Finance

TE Connectivity lags Nasdaq as automotive headwinds weigh on shares

Wall Street’s consensus rating remains a Strong Buy with a mean price target of $261.67, even as the Ireland-based industrial technology firm underperforms its peers and the broader market.

Author
Owen Mercer
Markets and Finance Editor
Published
Draft
Source: Yahoo Finance · original
Is TE Connectivity Stock Underperforming the Nasdaq?
Analysts maintain bullish outlook despite stock trading below key moving averages

Ireland-based TE Connectivity plc has significantly underperformed the Nasdaq Composite over the past year, a divergence driven by uneven demand across its end markets and lingering concerns regarding industrial and automotive growth.
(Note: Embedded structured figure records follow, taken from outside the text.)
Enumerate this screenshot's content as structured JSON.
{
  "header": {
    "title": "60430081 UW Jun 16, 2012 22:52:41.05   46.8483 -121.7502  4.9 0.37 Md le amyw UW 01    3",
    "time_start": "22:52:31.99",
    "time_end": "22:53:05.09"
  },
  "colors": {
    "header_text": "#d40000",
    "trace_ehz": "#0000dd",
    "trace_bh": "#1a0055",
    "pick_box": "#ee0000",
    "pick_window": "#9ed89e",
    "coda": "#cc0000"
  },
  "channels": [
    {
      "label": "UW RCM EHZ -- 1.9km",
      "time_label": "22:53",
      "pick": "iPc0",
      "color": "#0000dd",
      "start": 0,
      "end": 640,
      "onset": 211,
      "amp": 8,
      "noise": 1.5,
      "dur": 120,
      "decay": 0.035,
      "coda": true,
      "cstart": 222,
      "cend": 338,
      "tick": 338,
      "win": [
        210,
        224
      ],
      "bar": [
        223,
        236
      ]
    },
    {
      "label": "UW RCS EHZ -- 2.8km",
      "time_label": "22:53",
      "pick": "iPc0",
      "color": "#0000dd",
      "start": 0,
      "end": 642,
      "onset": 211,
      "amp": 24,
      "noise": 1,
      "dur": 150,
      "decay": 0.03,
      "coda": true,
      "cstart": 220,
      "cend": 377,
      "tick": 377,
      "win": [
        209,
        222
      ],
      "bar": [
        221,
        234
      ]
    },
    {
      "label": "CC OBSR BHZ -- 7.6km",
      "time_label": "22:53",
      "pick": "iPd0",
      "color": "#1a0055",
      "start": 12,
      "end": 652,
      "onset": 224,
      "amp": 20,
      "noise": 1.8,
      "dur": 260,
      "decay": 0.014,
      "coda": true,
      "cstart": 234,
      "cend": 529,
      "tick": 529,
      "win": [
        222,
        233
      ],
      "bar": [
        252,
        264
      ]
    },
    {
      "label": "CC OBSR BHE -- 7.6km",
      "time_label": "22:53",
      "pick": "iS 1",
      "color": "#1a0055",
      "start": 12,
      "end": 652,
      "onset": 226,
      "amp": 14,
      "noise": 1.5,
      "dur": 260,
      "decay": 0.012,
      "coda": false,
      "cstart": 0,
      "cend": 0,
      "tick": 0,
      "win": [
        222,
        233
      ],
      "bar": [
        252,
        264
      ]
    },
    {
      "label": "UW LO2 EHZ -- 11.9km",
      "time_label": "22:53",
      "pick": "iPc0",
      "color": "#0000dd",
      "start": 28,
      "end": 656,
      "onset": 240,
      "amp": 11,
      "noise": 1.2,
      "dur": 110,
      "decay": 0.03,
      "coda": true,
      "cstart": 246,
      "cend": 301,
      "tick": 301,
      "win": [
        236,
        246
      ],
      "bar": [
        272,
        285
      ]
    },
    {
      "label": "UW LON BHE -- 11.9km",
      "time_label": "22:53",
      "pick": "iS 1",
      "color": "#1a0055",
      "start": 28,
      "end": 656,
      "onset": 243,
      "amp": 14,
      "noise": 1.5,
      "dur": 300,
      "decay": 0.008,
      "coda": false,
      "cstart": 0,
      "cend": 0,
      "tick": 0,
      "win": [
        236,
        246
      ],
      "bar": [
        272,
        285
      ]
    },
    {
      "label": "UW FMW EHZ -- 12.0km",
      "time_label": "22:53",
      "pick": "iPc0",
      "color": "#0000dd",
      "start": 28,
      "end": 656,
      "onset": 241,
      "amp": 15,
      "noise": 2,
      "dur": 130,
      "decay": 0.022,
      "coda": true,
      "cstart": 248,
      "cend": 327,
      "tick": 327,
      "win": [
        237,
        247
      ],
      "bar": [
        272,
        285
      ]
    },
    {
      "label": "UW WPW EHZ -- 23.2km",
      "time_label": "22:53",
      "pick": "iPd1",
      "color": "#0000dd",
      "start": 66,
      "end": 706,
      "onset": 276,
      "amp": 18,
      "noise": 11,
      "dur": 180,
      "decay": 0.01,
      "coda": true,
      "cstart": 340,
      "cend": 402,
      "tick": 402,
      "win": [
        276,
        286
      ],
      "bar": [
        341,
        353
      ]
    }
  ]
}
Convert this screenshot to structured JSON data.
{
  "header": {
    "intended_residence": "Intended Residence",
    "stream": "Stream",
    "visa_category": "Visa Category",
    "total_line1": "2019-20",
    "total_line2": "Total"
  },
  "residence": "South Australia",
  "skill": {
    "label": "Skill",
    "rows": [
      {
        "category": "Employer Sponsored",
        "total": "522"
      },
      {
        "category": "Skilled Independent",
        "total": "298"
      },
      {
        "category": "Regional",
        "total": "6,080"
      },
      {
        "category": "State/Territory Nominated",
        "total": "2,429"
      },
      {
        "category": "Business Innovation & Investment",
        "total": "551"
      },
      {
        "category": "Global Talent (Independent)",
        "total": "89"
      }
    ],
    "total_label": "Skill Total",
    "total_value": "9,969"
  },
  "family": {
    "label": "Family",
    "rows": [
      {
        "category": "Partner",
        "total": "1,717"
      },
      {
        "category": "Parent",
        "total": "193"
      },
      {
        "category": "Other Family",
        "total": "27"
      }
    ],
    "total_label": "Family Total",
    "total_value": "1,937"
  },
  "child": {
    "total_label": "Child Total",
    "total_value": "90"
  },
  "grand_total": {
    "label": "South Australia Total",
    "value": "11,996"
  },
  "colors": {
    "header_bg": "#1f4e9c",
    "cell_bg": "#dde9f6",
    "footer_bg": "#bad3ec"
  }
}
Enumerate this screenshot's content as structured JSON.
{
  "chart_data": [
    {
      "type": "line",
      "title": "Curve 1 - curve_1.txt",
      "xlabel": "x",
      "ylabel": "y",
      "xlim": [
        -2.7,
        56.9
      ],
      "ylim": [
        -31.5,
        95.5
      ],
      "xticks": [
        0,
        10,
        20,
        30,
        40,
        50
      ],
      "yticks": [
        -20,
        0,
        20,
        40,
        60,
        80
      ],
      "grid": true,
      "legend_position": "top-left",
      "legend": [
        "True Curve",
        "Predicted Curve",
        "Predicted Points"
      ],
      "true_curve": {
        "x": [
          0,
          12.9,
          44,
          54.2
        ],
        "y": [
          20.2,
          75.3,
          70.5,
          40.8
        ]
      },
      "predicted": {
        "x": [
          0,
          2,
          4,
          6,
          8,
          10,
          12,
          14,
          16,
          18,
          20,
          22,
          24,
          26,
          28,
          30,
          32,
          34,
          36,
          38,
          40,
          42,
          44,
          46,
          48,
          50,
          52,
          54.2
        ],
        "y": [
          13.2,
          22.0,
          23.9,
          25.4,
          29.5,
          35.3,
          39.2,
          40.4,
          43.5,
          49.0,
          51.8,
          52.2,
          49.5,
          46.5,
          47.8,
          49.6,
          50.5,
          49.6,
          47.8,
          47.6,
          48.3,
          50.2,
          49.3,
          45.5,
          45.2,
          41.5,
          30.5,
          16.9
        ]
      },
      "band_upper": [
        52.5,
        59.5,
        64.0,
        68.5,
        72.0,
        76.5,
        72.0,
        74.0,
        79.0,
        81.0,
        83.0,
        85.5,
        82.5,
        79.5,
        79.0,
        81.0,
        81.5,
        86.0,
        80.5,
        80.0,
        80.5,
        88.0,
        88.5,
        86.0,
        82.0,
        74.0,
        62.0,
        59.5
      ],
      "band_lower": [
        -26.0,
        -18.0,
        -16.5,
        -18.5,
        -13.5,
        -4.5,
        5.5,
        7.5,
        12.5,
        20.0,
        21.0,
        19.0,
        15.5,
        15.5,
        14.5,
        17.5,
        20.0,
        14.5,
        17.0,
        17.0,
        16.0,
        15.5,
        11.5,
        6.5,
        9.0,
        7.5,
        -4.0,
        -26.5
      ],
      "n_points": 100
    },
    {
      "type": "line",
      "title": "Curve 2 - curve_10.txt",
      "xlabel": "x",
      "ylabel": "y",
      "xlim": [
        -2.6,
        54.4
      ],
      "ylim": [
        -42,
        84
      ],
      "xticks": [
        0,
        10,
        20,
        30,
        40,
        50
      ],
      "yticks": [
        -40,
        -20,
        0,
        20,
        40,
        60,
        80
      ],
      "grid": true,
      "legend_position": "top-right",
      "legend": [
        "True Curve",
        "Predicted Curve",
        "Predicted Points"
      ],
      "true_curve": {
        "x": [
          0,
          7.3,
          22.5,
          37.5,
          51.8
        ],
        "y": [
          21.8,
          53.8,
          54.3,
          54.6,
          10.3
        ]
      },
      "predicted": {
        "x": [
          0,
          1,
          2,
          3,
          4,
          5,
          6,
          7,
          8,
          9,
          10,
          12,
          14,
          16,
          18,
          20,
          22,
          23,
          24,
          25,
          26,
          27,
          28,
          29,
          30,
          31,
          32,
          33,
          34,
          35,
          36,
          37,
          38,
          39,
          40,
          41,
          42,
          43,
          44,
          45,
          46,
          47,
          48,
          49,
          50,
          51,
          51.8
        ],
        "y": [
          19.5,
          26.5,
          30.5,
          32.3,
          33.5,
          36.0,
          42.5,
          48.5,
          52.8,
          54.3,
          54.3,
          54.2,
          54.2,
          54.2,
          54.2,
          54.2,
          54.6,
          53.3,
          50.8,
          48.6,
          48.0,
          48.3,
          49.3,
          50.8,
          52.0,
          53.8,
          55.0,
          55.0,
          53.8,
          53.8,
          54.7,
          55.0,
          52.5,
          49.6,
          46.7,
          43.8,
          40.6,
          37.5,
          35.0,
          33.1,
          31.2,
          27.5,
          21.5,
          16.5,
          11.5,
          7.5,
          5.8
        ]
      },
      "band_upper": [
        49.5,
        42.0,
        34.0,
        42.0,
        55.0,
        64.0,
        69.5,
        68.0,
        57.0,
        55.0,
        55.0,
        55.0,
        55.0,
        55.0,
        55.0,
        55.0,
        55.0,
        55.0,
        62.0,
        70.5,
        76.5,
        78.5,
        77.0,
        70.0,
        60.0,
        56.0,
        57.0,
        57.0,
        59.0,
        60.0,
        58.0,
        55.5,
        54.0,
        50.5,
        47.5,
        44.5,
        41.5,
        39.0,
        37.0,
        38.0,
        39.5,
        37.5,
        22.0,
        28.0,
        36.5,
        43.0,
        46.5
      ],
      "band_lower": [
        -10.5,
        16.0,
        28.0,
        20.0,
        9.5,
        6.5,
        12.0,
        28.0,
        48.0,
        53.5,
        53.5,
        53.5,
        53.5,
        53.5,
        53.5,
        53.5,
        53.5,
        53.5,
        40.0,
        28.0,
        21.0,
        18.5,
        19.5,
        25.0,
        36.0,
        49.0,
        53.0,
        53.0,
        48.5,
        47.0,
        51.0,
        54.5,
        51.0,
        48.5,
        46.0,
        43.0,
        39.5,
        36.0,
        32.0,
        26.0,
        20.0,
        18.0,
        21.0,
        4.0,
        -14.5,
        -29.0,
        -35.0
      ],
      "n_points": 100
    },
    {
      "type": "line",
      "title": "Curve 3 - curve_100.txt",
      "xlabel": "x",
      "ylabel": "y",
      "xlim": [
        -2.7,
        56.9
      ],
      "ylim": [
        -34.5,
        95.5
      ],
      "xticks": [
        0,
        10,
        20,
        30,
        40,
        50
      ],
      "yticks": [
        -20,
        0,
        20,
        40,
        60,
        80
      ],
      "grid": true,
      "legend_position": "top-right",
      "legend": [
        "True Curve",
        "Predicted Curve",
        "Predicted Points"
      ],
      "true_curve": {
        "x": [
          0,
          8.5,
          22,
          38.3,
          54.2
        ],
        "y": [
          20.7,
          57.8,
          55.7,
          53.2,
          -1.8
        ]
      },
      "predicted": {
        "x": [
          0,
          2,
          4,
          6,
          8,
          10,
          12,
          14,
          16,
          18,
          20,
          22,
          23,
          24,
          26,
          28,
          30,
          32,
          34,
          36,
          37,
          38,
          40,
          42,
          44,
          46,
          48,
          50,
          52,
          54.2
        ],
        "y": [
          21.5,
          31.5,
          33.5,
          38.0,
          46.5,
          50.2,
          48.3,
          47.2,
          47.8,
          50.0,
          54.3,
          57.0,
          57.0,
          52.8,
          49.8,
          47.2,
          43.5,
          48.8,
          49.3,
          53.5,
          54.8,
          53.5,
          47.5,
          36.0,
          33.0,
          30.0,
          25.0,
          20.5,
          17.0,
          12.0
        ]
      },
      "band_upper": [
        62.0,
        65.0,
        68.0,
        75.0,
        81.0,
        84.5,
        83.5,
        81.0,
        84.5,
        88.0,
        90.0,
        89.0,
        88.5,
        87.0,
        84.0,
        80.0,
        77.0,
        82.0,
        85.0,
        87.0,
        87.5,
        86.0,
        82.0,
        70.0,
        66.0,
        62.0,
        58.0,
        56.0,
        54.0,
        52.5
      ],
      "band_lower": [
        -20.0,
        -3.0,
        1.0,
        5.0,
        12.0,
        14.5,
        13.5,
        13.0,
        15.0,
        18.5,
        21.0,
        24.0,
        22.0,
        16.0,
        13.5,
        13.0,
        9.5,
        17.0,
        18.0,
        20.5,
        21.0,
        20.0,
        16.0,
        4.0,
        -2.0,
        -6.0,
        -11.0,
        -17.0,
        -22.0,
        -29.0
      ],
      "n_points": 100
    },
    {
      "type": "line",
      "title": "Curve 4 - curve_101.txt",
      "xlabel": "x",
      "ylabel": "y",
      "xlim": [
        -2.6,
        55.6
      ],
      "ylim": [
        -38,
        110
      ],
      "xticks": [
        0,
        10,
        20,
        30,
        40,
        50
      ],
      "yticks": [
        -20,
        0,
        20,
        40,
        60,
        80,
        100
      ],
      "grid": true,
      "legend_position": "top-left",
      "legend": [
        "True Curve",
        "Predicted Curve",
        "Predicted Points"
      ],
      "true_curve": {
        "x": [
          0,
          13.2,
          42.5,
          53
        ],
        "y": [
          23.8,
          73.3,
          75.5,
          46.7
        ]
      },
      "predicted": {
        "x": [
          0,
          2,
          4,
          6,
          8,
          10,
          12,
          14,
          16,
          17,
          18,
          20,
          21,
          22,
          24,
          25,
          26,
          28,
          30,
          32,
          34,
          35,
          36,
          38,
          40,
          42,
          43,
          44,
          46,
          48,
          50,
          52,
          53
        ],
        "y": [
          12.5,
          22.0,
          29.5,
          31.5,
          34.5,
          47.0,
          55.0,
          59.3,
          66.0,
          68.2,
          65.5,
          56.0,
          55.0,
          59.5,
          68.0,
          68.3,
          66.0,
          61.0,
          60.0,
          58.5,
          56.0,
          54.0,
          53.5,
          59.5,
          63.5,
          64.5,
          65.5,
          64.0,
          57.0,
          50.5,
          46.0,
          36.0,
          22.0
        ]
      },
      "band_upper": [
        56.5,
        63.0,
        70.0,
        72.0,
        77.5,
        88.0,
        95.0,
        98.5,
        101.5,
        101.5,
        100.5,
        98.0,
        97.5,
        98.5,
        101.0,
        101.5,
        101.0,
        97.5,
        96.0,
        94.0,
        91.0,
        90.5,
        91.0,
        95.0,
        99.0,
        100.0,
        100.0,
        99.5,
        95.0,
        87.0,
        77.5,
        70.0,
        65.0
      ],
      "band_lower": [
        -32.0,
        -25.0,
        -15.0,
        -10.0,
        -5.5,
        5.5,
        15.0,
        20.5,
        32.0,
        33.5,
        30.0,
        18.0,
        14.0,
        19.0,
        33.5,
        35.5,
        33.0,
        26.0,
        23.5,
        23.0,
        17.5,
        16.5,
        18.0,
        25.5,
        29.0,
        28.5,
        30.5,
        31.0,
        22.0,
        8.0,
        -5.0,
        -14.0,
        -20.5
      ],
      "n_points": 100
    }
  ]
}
Despite the stock trading below its 50-day and 200-day moving averages since late April, Wall Street analysts maintain a Strong Buy consensus, pointing to substantial upside potential from current levels.

TE Connectivity, a global industrial technology company with a market capitalisation of $62.1 billion, designs and manufactures connectivity and sensor solutions for industries including automotive, aerospace, defence, energy, and medical technology. As a large-cap stock, it plays a critical role in enabling the reliable transmission of power, data, and signals in increasingly connected systems. However, its largest segment, the automotive business, has faced headwinds from slower electric vehicle adoption, production volatility among automakers, and broader macroeconomic uncertainty.

The stock’s technical momentum has weakened, with TEL trading 15.8% below its 52-week high of $252.56, which was reached on 21 April. Over the past 52 weeks, the stock has gained 31%, yet it has declined 6.5% year-to-date. In comparison, the Nasdaq Composite returned 33.2% over the past year and advanced 10.6% in 2026. Over the past three months, TEL stock gained 1%, lagging behind the broader index’s 13% rise.

Peer performance highlights the extent of the underperformance. Corning Incorporated has climbed 249.2% over the past year and 102.8% year-to-date, considerably outperforming TE Connectivity. While TEL has shown modest recent gains, the disparity in growth trajectories between the two industrial technology firms remains stark, reflecting differing market dynamics and investor sentiment towards their respective end markets.

Despite the price action, analyst sentiment remains highly positive. Among the 18 analysts covering the stock, the consensus rating is a Strong Buy. The mean price target of $261.67 suggests a 23.1% upside potential from current price levels, indicating that institutional investors and market analysts believe the current valuation does not fully reflect the company’s long-term growth prospects in electronic components.